Na cidade de Galiza, no final do Século XIX, duas jovens – Elisa Sanchez Loriga e Marcela Gracia Ibeas – se apaixonaram e iniciaram uma relação lésbica que culminou no primeiro casamento registrado entre duas mulheres na Espanha. Esse caso real é o tema de “Elisa y Marcela”, novo filme de Isabel Coixet, destaque da mostra oficial e concorrente ao Urso de Ouro nesta 69ª edição do Festival de Berlim.

Marcela conheceu Elisa em A Coruña, em 1885, em seu primeiro dia de escola, nascendo uma profunda amizade entre as duas. Com o tempo, os pais de Marcela desconfiam da verdadeira natureza de sua amizade e a mandam embora para um colégio interno. Os anos se passaram, mas os sentimentos de uma pela outra só ficaram mais fortes.

Quando Marcela retorna à Galícia, ela tenta ter uma vida feliz com Elisa. Mas as duas enfrentam severa oposição e encontram uma inusitada solução para o caso: uma delas se disfarça de homem.

As protagonistas são as jovens atrizes espanholas Natalia de Molina (duas vezes ganhadora do prêmio Goya de melhor atriz por “Living is Easy with Eyes Closed”, de David Trueba, e “Food and Shelter”, de Juan Miguel del Castillo) e Greta Fernández, estrela de “A próxima pele”, de Isa Campo e Isaki Lacuesta.
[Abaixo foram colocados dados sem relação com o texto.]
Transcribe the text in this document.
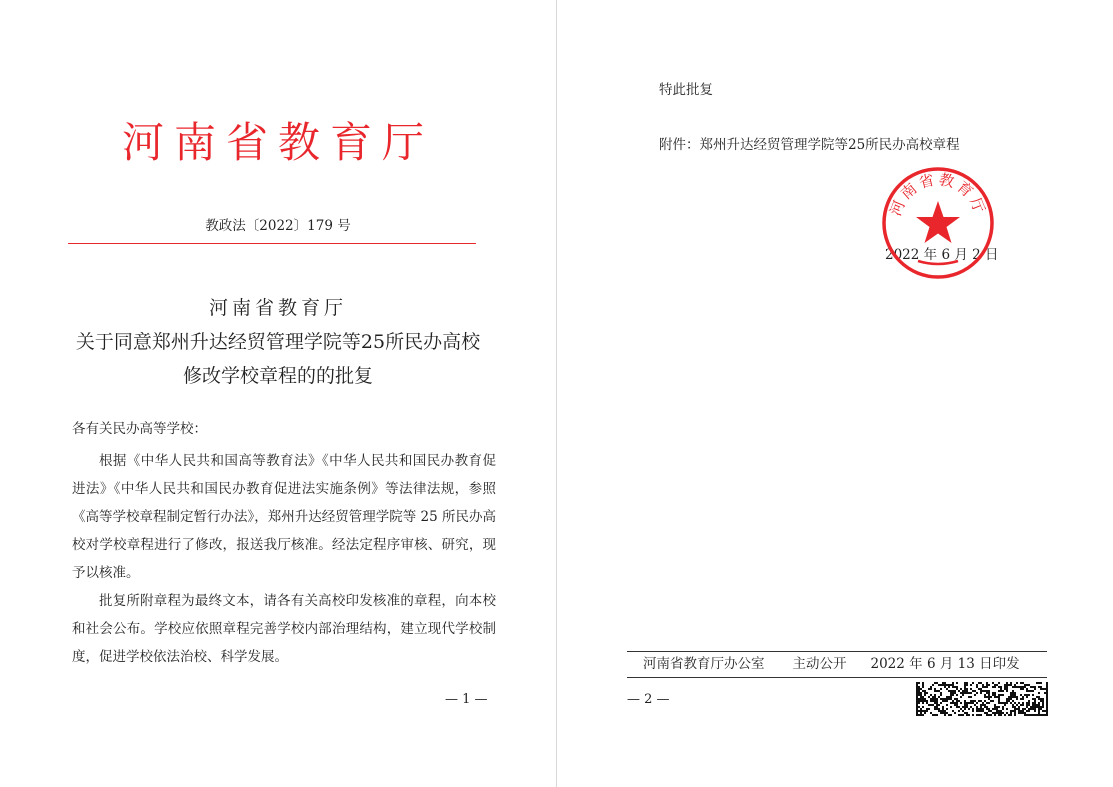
河南省教育厅
教政法〔2022〕179 号
河南省教育厅
关于同意郑州升达经贸管理学院等25所民办高校
修改学校章程的的批复
各有关民办高等学校：

根据《中华人民共和国高等教育法》《中华人民共和国民办教育促进法》《中华人民共和国民办教育促进法实施条例》等法律法规，参照《高等学校章程制定暂行办法》，郑州升达经贸管理学院等 25 所民办高校对学校章程进行了修改，报送我厅核准。经法定程序审核、研究，现予以核准。

批复所附章程为最终文本，请各有关高校印发核准的章程，向本校和社会公布。学校应依照章程完善学校内部治理结构，建立现代学校制度，促进学校依法治校、科学发展。

— 1 —
特此批复
附件：郑州升达经贸管理学院等25所民办高校章程
2022 年 6 月 2 日
河南省教育厅
河南省教育厅办公室 主动公开 2022 年 6 月 13 日印发
— 2 —
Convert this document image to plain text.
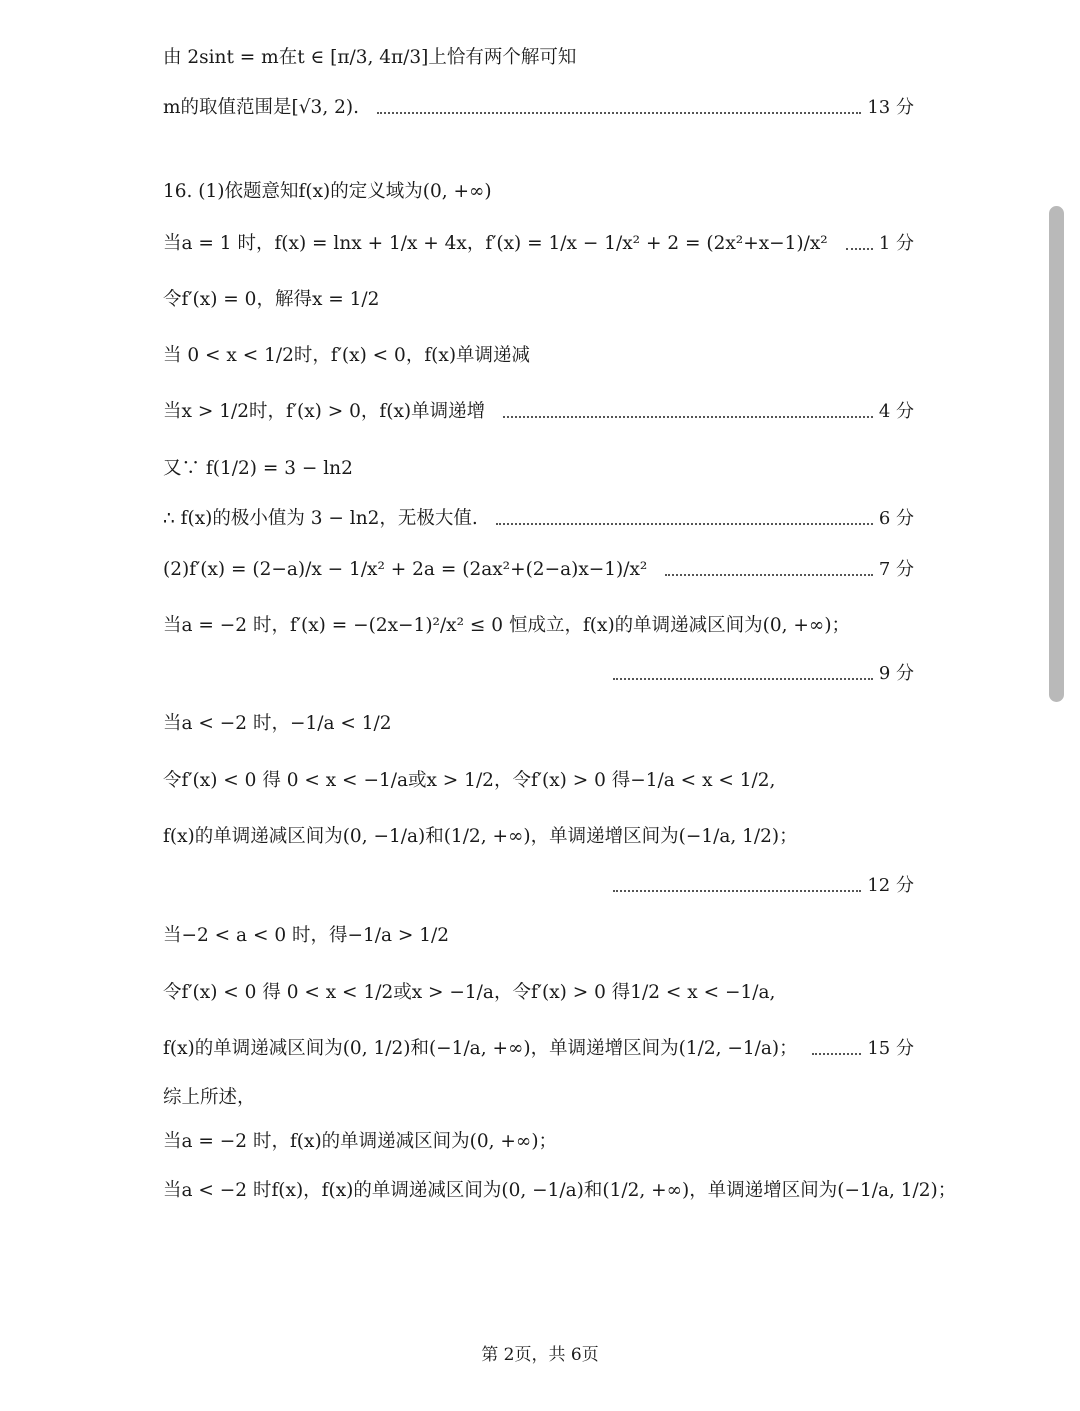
由 2sint = m在t ∈ [π/3, 4π/3]上恰有两个解可知
m的取值范围是[√3, 2).	13 分
16. (1)依题意知f(x)的定义域为(0, +∞)
当a = 1 时，f(x) = lnx + 1/x + 4x，f′(x) = 1/x − 1/x² + 2 = (2x²+x−1)/x²	1 分
令f′(x) = 0，解得x = 1/2
当 0 < x < 1/2时，f′(x) < 0，f(x)单调递减
当x > 1/2时，f′(x) > 0，f(x)单调递增	4 分
又∵ f(1/2) = 3 − ln2
∴ f(x)的极小值为 3 − ln2，无极大值.	6 分
(2)f′(x) = (2−a)/x − 1/x² + 2a = (2ax²+(2−a)x−1)/x²	7 分
当a = −2 时，f′(x) = −(2x−1)²/x² ≤ 0 恒成立，f(x)的单调递减区间为(0, +∞)；
9 分
当a < −2 时，−1/a < 1/2
令f′(x) < 0 得 0 < x < −1/a或x > 1/2，令f′(x) > 0 得−1/a < x < 1/2,
f(x)的单调递减区间为(0, −1/a)和(1/2, +∞)，单调递增区间为(−1/a, 1/2)；
12 分
当−2 < a < 0 时，得−1/a > 1/2
令f′(x) < 0 得 0 < x < 1/2或x > −1/a，令f′(x) > 0 得1/2 < x < −1/a,
f(x)的单调递减区间为(0, 1/2)和(−1/a, +∞)，单调递增区间为(1/2, −1/a)；	15 分
综上所述，
当a = −2 时，f(x)的单调递减区间为(0, +∞)；
当a < −2 时f(x)，f(x)的单调递减区间为(0, −1/a)和(1/2, +∞)，单调递增区间为(−1/a, 1/2)；
第 2页，共 6页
O roteiro foi escrito por Coixet baseado em pesquisa pessoal que ela fez e também na desenvolvida por Narciso San Gabriel, um estudioso da Universidade de Corunha que dedicou 15 anos de sua vida para investigar os fatos reais da história e Elisa e Marcela – que inclui até rumores de que uma delas havia envenenado um homem.

As imagens expressam uma grande ternura e mostram uma recriação rigorosa e rica da vida e das maneiras da Galícia da época.

O afinado elenco é mérito também da diretora. Coixet é conhecida por seu ótimo trabalho com atores, permitindo-lhes grande espaço para improvisação e criatividade.

A trilha sonora da compositora galega Sofia Oriana Infante e a fotografia de Jennifer Cox são completamente adequadas à trama.
Filmado em preto e branco, é um filme que traz um tema poderoso realizado por um time predominantemente feminino.

“Eu não procuro histórias de mulheres fortes. Elas me encontraram”, disse a cineasta, na coletiva com a imprensa, fazendo uma ressalva.

“O filme não é um manifesto, embora de imediato lembre todos aqueles que são perseguidos por sua homossexualidade”, afirmou.

Coixet explicou que descobriu a história de Elisa e Marcela há dez anos, quando surgiu a ideia do filme.

“Mas houve muitas dificuldades para começar a executar o projeto devido ao temor de alguns produtores, à resistência para que o filme fosse feito em preto e branco, até o entendimento que tivemos com a Netflix que me permitiu ir em frente”, contou, acrescentando que também foi cuidadoso o trabalho para colocar as fontes de luz corretas durante a filmagem.

“A equipe estudou vários filmes dos anos 20 e 30, em especial “Minha rainha”, de Erich von Stroheim (1932)”.

Natalia de Molina falou sobre o preparo que foi necessário para viver Elisa.

“Foi muito importante criar uma química suficiente entre nós para transferir para as telas”, disse a atriz, acrescentando que há muitas Marcelas e Elisas em todo o mundo.

“O importante é que todos possam se casar com quem quiser”, complementou Coixet, que já é veterana em Berlim.

Ela estreou no festival em 1996 com “Confissões de um apaixonado”, fora de competição. “Elisa y Marcela” marca a 4ª vez que ela disputa o Urso de Ouro, já tendo concorrido em 2003 com “Minha Vida sem mim”; em 2008 com “Fatal”; e em 2015 com “Ninguém deseja a noite”, este último estrelado por Juliette Binoche, que, nesta 69ª edição, é Presidente do Júri da mostra oficial.